The month of April had been a baptism of fire for Wilfred. Within 30 days he had spent 18 either on the front line or in reserve trenches, marched through Ypres as it was being shelled, been subject to gas attacks and seen tremendous losses to fellow Battalions. Two officers and 32 men were killed from the Battalion, with over 90 being wounded.
On the 3rd May, the Battalion were moved to the Eastern edge of Bellewarde Wood close to Hodge Chateau, where they were ordered to dig a second line of trenches in Sanctuary Wood. During a German bombardment of the trenches tragedy struck. The events on that day were described by Captain de Moleyns in a letter to Wilfred’s father:
“Please excuse the liberty I am taking in writing to you, but it is on behalf of your son.
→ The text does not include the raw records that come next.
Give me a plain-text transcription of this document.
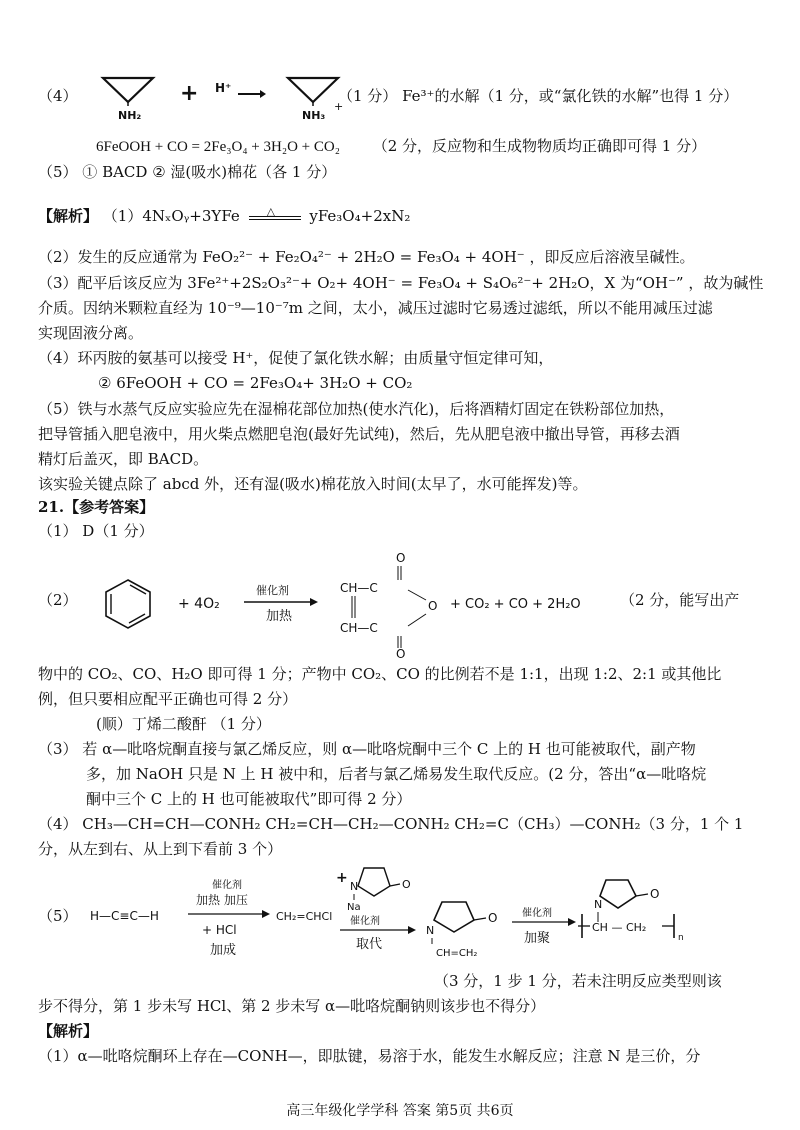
（4）
NH₂
+ H⁺
NH₃
+
（1 分） Fe³⁺的水解（1 分，或“氯化铁的水解”也得 1 分）
6FeOOH + CO = 2Fe₃O₄ + 3H₂O + CO₂ （2 分，反应物和生成物物质均正确即可得 1 分）
（5） ① BACD ② 湿(吸水)棉花（各 1 分）
【解析】 （1）4NₓOᵧ+3YFe △ yFe₃O₄+2xN₂
（2）发生的反应通常为 FeO₂²⁻ + Fe₂O₄²⁻ + 2H₂O = Fe₃O₄ + 4OH⁻ ，即反应后溶液呈碱性。
（3）配平后该反应为 3Fe²⁺+2S₂O₃²⁻+ O₂+ 4OH⁻ = Fe₃O₄ + S₄O₆²⁻+ 2H₂O，X 为“OH⁻” ，故为碱性
介质。因纳米颗粒直经为 10⁻⁹—10⁻⁷m 之间，太小，减压过滤时它易透过滤纸，所以不能用减压过滤
实现固液分离。
（4）环丙胺的氨基可以接受 H⁺，促使了氯化铁水解；由质量守恒定律可知，
② 6FeOOH + CO = 2Fe₃O₄+ 3H₂O + CO₂
（5）铁与水蒸气反应实验应先在湿棉花部位加热(使水汽化)，后将酒精灯固定在铁粉部位加热，
把导管插入肥皂液中，用火柴点燃肥皂泡(最好先试纯)，然后，先从肥皂液中撤出导管，再移去酒
精灯后盖灭，即 BACD。
该实验关键点除了 abcd 外，还有湿(吸水)棉花放入时间(太早了，水可能挥发)等。
21.【参考答案】
（1） D（1 分）
（2）	+ 4O₂
催化剂
加热
O
CH—C
O
CH—C
O
+ CO₂ + CO + 2H₂O	（2 分，能写出产
物中的 CO₂、CO、H₂O 即可得 1 分；产物中 CO₂、CO 的比例若不是 1:1，出现 1:2、2:1 或其他比
例，但只要相应配平正确也可得 2 分）
(顺）丁烯二酸酐 （1 分）
（3） 若 α—吡咯烷酮直接与氯乙烯反应，则 α—吡咯烷酮中三个 C 上的 H 也可能被取代，副产物
多，加 NaOH 只是 N 上 H 被中和，后者与氯乙烯易发生取代反应。(2 分，答出“α—吡咯烷
酮中三个 C 上的 H 也可能被取代”即可得 2 分）
（4） CH₃—CH=CH—CONH₂ CH₂=CH—CH₂—CONH₂ CH₂=C（CH₃）—CONH₂（3 分，1 个 1
分，从左到右、从上到下看前 3 个）
（5）	H—C≡C—H
催化剂
加热 加压
+ HCl
加成
CH₂=CHCl
+
N	O
Na
催化剂
取代
N
O
CH=CH₂
催化剂
加聚
N
O
CH — CH₂
n
（3 分，1 步 1 分，若未注明反应类型则该
步不得分，第 1 步未写 HCl、第 2 步未写 α—吡咯烷酮钠则该步也不得分）
【解析】
（1）α—吡咯烷酮环上存在—CONH—，即肽键，易溶于水，能发生水解反应；注意 N 是三价，分
高三年级化学学科 答案 第5页 共6页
I knew him in the Isle of Sheppey for a short time before he was sent to France, and when I came out here again last week he was in my company. On Tuesday we had breakfast together, and shortly after that I took him up and asked him to get his men on to work at improving a communication trench. This trench was some way behind the actual fire trenches, and there had only been intermittent shell fire on it previously. I had only left him there a few minutes when the Company Sergeant-Major told me your son had been hit by a shrapnel shell. I went back at once and assisted him to the dressing station. He was very brave and cheery, and could walk with little or no support, and only complained of the pain the back, where he had been hit, and giddiness. I handed him over to the doctor and honestly thought he would be alright. It was only early on yesterday morning, when I was in the fire trenches, that I heard he had died early in the morning. He has been buried close to the remains of Hooge Chateau, about four miles due east of Ypres. Will you please permit me to offer you my most sincere sympathy on your bereavement, and to say that I have lost a real friend and a most gallant and willing brother officer?”